A talk about race

Published 11:29 am Thursday, April 30, 2015

For 90 minutes we talked about race. Calmly. Compassionately. And productively, I thought.

Faithful reader Alice Brown, a member of the Davie County chapter of the NAACP, had asked to meet with me, to look me up and down and make her own judgments.

Maybe that’s what Starbuck’s had in mind when the coffee company proposed conversations on race. What we had on Monday morning might have been even better.

I confessed to accidental racism — times when I might offend without intention. The heart may have good intentions but the head might have a screw loose. There are times when I don’t know what might offend Mrs. Brown.

We talked about old times — back when the Enterprise-Record published “Colored News.” That was an age ago.

We talked about President Obama. I don’t agree with him politically, but I must confess that he’s an excellent father, husband and example. He seems fun. I’d like to shoot hoops with him or drink a beer. But I’ve always voted for the other guy and would again.

I would like to sit around the bar with President George W. Bush and President Bill Clinton. But not Hillary Clinton. That may prove to be her undoing: She seems to be no fun.
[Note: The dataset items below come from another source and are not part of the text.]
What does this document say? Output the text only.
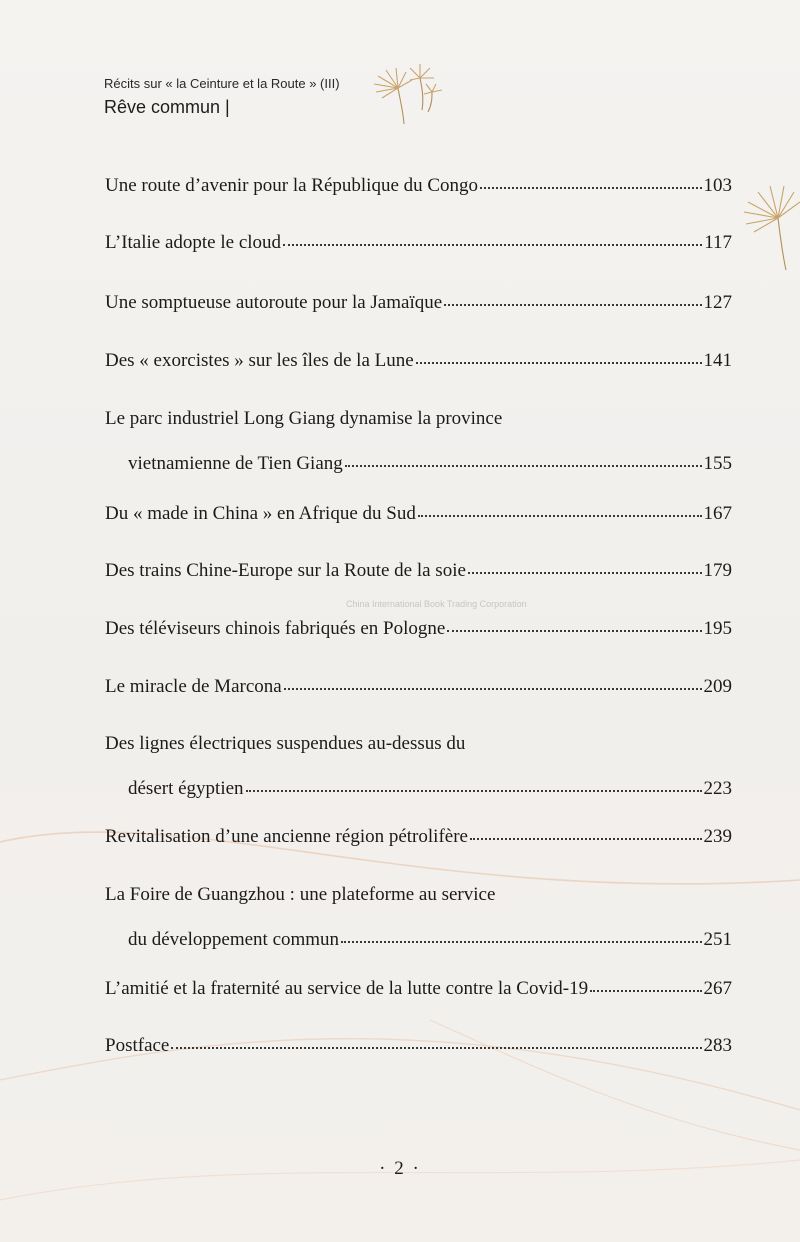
Récits sur « la Ceinture et la Route » (III)
Rêve commun |
China International Book Trading Corporation
Une route d’avenir pour la République du Congo	103
L’Italie adopte le cloud	117
Une somptueuse autoroute pour la Jamaïque	127
Des « exorcistes » sur les îles de la Lune	141
Le parc industriel Long Giang dynamise la province
vietnamienne de Tien Giang	155
Du « made in China » en Afrique du Sud	167
Des trains Chine-Europe sur la Route de la soie	179
Des téléviseurs chinois fabriqués en Pologne	195
Le miracle de Marcona	209
Des lignes électriques suspendues au-dessus du
désert égyptien	223
Revitalisation d’une ancienne région pétrolifère	239
La Foire de Guangzhou : une plateforme au service
du développement commun	251
L’amitié et la fraternité au service de la lutte contre la Covid-19	267
Postface	283
· 2 ·
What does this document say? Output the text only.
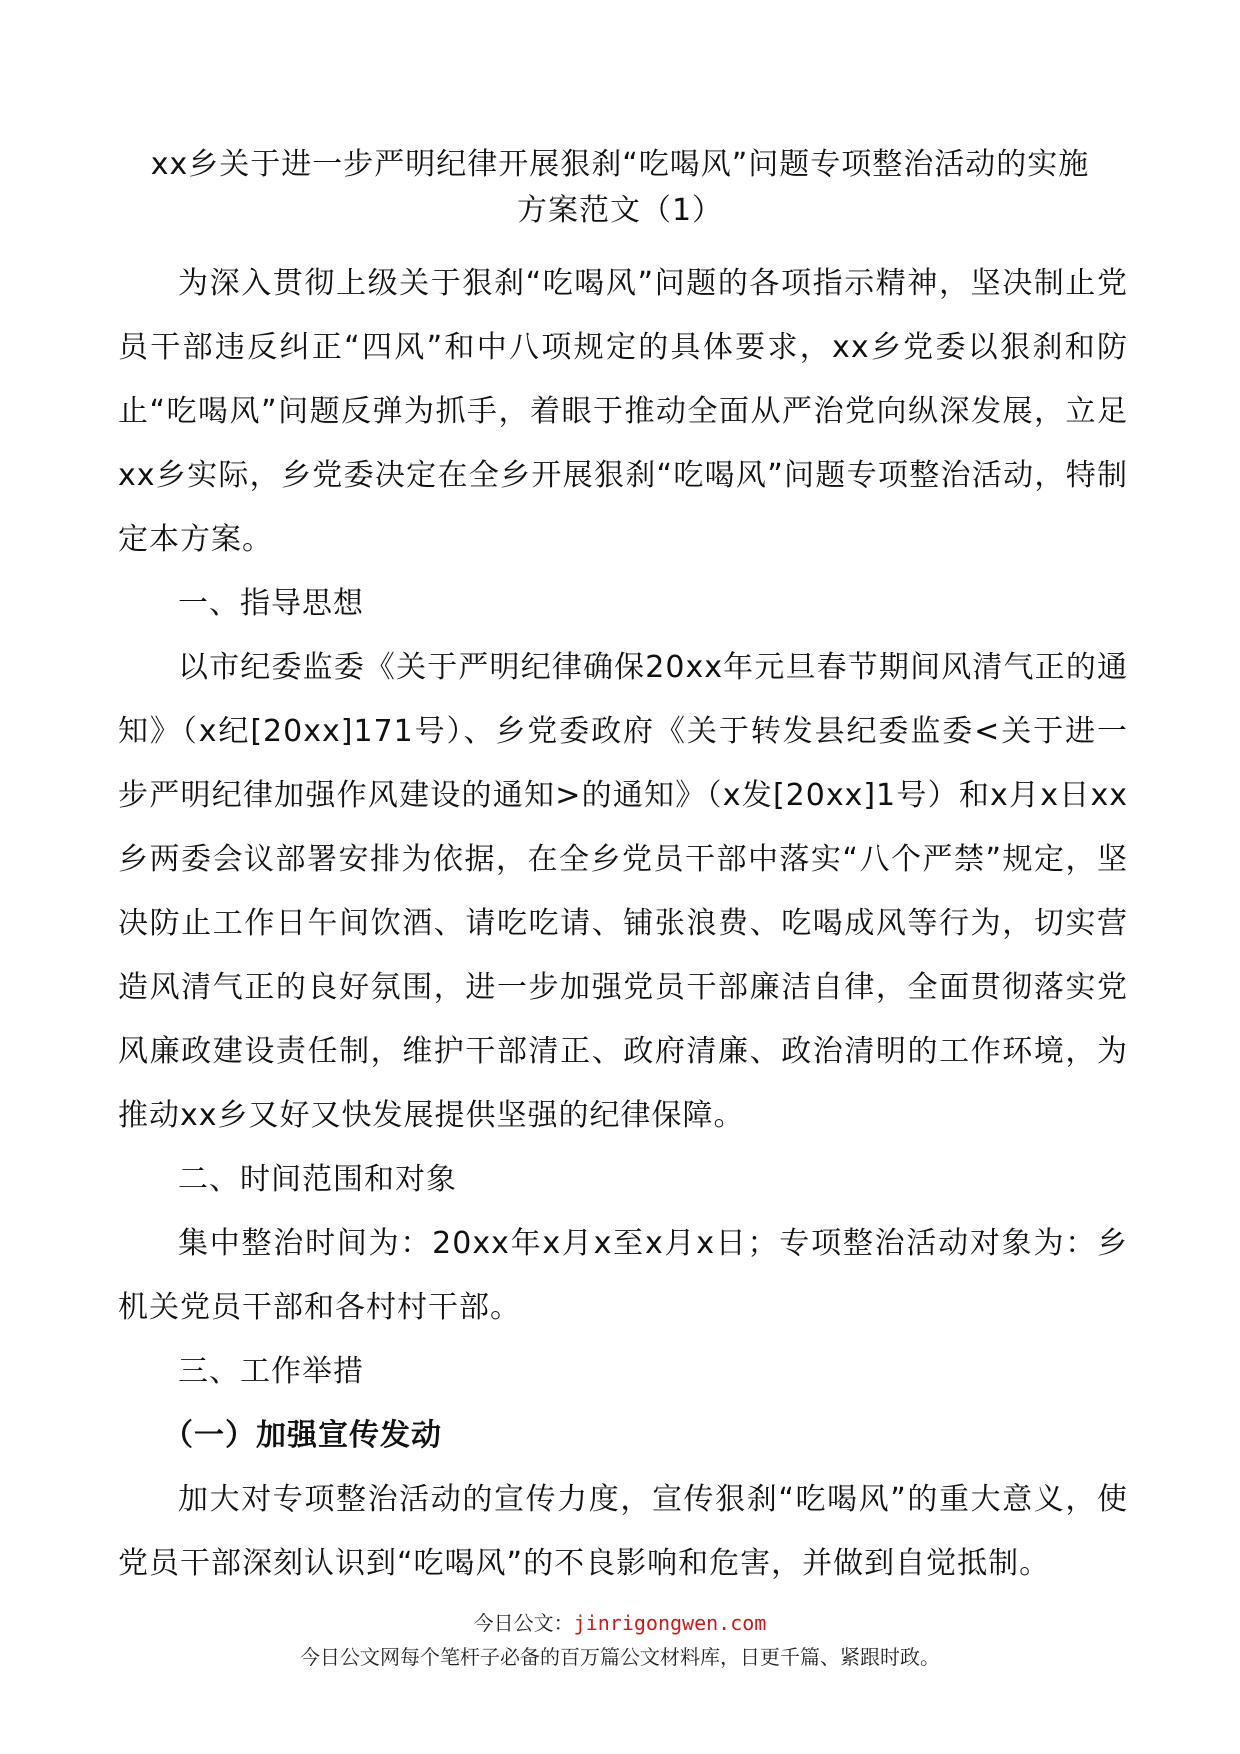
xx乡关于进一步严明纪律开展狠刹“吃喝风”问题专项整治活动的实施
方案范文（1）

为深入贯彻上级关于狠刹“吃喝风”问题的各项指示精神，坚决制止党员干部违反纠正“四风”和中八项规定的具体要求，xx乡党委以狠刹和防止“吃喝风”问题反弹为抓手，着眼于推动全面从严治党向纵深发展，立足xx乡实际，乡党委决定在全乡开展狠刹“吃喝风”问题专项整治活动，特制定本方案。

一、指导思想

以市纪委监委《关于严明纪律确保20xx年元旦春节期间风清气正的通知》（x纪[20xx]171号）、乡党委政府《关于转发县纪委监委<关于进一步严明纪律加强作风建设的通知>的通知》（x发[20xx]1号）和x月x日xx乡两委会议部署安排为依据，在全乡党员干部中落实“八个严禁”规定，坚决防止工作日午间饮酒、请吃吃请、铺张浪费、吃喝成风等行为，切实营造风清气正的良好氛围，进一步加强党员干部廉洁自律，全面贯彻落实党风廉政建设责任制，维护干部清正、政府清廉、政治清明的工作环境，为推动xx乡又好又快发展提供坚强的纪律保障。

二、时间范围和对象

集中整治时间为：20xx年x月x至x月x日；专项整治活动对象为：乡机关党员干部和各村村干部。

三、工作举措

（一）加强宣传发动

加大对专项整治活动的宣传力度，宣传狠刹“吃喝风”的重大意义，使党员干部深刻认识到“吃喝风”的不良影响和危害，并做到自觉抵制。

今日公文：jinrigongwen.com
今日公文网每个笔杆子必备的百万篇公文材料库，日更千篇、紧跟时政。
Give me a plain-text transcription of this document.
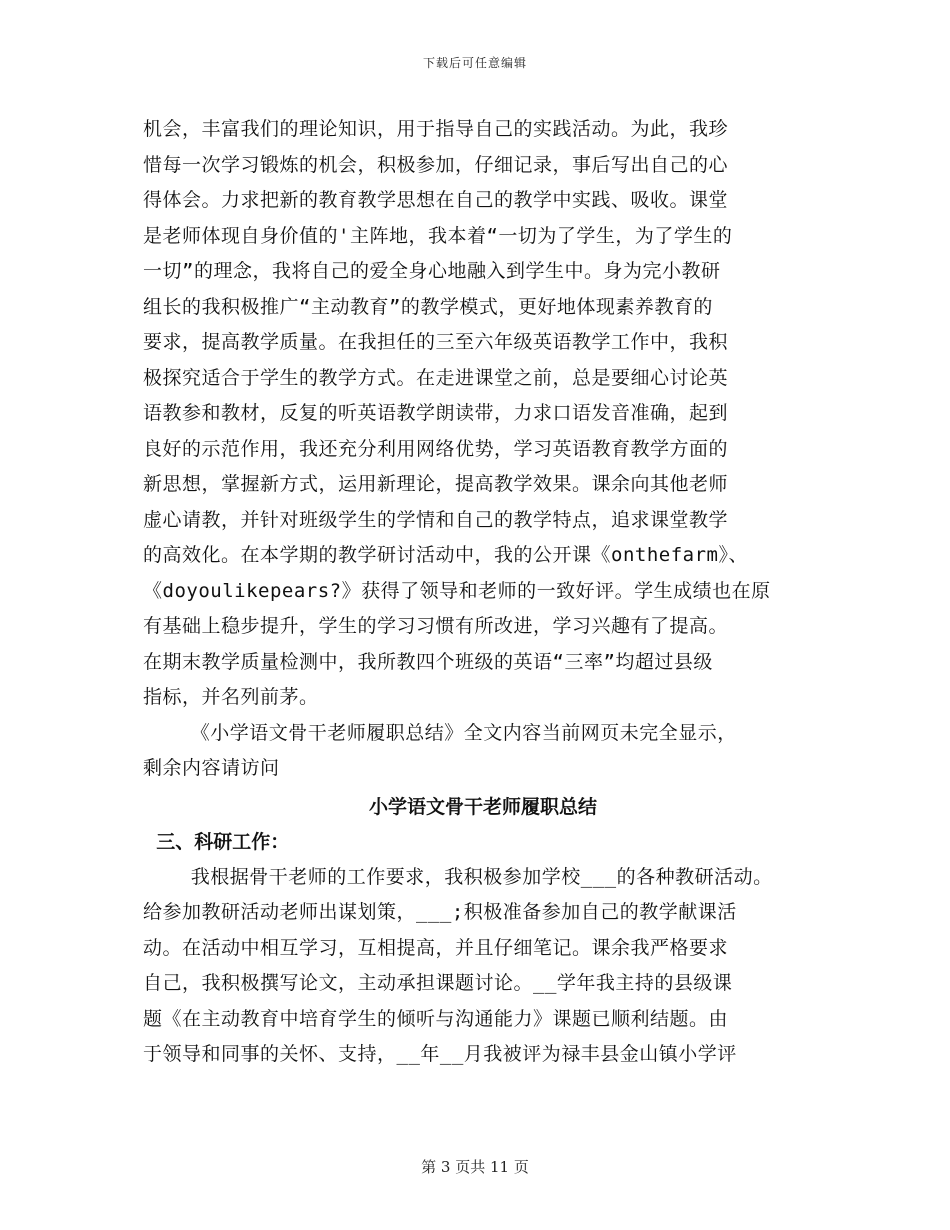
下载后可任意编辑
机会，丰富我们的理论知识，用于指导自己的实践活动。为此，我珍
惜每一次学习锻炼的机会，积极参加，仔细记录，事后写出自己的心
得体会。力求把新的教育教学思想在自己的教学中实践、吸收。课堂
是老师体现自身价值的'主阵地，我本着“一切为了学生，为了学生的
一切”的理念，我将自己的爱全身心地融入到学生中。身为完小教研
组长的我积极推广“主动教育”的教学模式，更好地体现素养教育的
要求，提高教学质量。在我担任的三至六年级英语教学工作中，我积
极探究适合于学生的教学方式。在走进课堂之前，总是要细心讨论英
语教参和教材，反复的听英语教学朗读带，力求口语发音准确，起到
良好的示范作用，我还充分利用网络优势，学习英语教育教学方面的
新思想，掌握新方式，运用新理论，提高教学效果。课余向其他老师
虚心请教，并针对班级学生的学情和自己的教学特点，追求课堂教学
的高效化。在本学期的教学研讨活动中，我的公开课《onthefarm》、
《doyoulikepears?》获得了领导和老师的一致好评。学生成绩也在原
有基础上稳步提升，学生的学习习惯有所改进，学习兴趣有了提高。
在期末教学质量检测中，我所教四个班级的英语“三率”均超过县级
指标，并名列前茅。
《小学语文骨干老师履职总结》全文内容当前网页未完全显示，
剩余内容请访问
小学语文骨干老师履职总结
三、科研工作：
我根据骨干老师的工作要求，我积极参加学校___的各种教研活动。
给参加教研活动老师出谋划策，___;积极准备参加自己的教学献课活
动。在活动中相互学习，互相提高，并且仔细笔记。课余我严格要求
自己，我积极撰写论文，主动承担课题讨论。__学年我主持的县级课
题《在主动教育中培育学生的倾听与沟通能力》课题已顺利结题。由
于领导和同事的关怀、支持，__年__月我被评为禄丰县金山镇小学评
第 3 页共 11 页
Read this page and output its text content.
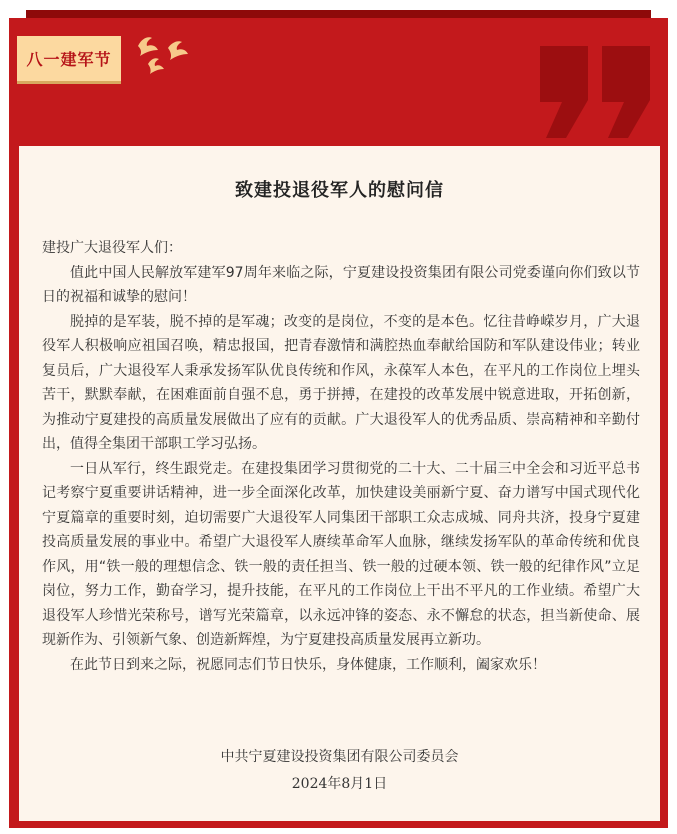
八一建军节
致建投退役军人的慰问信

建投广大退役军人们：

值此中国人民解放军建军97周年来临之际，宁夏建设投资集团有限公司党委谨向你们致以节日的祝福和诚挚的慰问！

脱掉的是军装，脱不掉的是军魂；改变的是岗位，不变的是本色。忆往昔峥嵘岁月，广大退役军人积极响应祖国召唤，精忠报国，把青春激情和满腔热血奉献给国防和军队建设伟业；转业复员后，广大退役军人秉承发扬军队优良传统和作风，永葆军人本色，在平凡的工作岗位上埋头苦干，默默奉献，在困难面前自强不息，勇于拼搏，在建投的改革发展中锐意进取，开拓创新，为推动宁夏建投的高质量发展做出了应有的贡献。广大退役军人的优秀品质、崇高精神和辛勤付出，值得全集团干部职工学习弘扬。

一日从军行，终生跟党走。在建投集团学习贯彻党的二十大、二十届三中全会和习近平总书记考察宁夏重要讲话精神，进一步全面深化改革，加快建设美丽新宁夏、奋力谱写中国式现代化宁夏篇章的重要时刻，迫切需要广大退役军人同集团干部职工众志成城、同舟共济，投身宁夏建投高质量发展的事业中。希望广大退役军人赓续革命军人血脉，继续发扬军队的革命传统和优良作风，用“铁一般的理想信念、铁一般的责任担当、铁一般的过硬本领、铁一般的纪律作风”立足岗位，努力工作，勤奋学习，提升技能，在平凡的工作岗位上干出不平凡的工作业绩。希望广大退役军人珍惜光荣称号，谱写光荣篇章，以永远冲锋的姿态、永不懈怠的状态，担当新使命、展现新作为、引领新气象、创造新辉煌，为宁夏建投高质量发展再立新功。

在此节日到来之际，祝愿同志们节日快乐，身体健康，工作顺利，阖家欢乐！

中共宁夏建设投资集团有限公司委员会
2024年8月1日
We talked about perceptions of the newspaper in the black community. We talked about the editorial cartoons — an item that frequently offends both liberals and conservatives.

I’d like to meet with a few arch conservatives and liberals and tell them not to be afraid of conflicting ideas. Read The New York Times and Human Events. Accept the concept that you may not have all the facts yet.

It was a morning well spent.

Wallets Galore

Forbidden fruit is the sweetest. Adam and Eve were the first witnesses to that truth. Young grandson Sam, 4, is the more recent example.

While visiting us from Illinois at Easter, he spent a week trying to talk me out of my wallet, finally turning to religion, telling me God teaches us to share.

At church on Easter Sunday, a nice lady asked if I had finally given the child my wallet.

I didn’t and may have earned a reputation as the worst tightwad in America.

Nearly everyone else gave the lad a wallet.

He returned home with five.

His grandparents Carter and Brenda Robertson both gave him their wallets.  His cousin, J.T. Bumgarner, gave him a sports wallet. At the Bixby Presbyterian Church pancake breakfast, Jeanette Cook gave him a wallet almost identical to mine.

He wanted to trade for mine.

Finally, Jean Dinkins of Clemmons, one of the local leaders of the Daughters of the American Revolution, came to the office with a wallet for that poor child.

Her wallet gift is so nice I may keep it and give him mine. But my reputation would sink below tightwad to low-down skunk.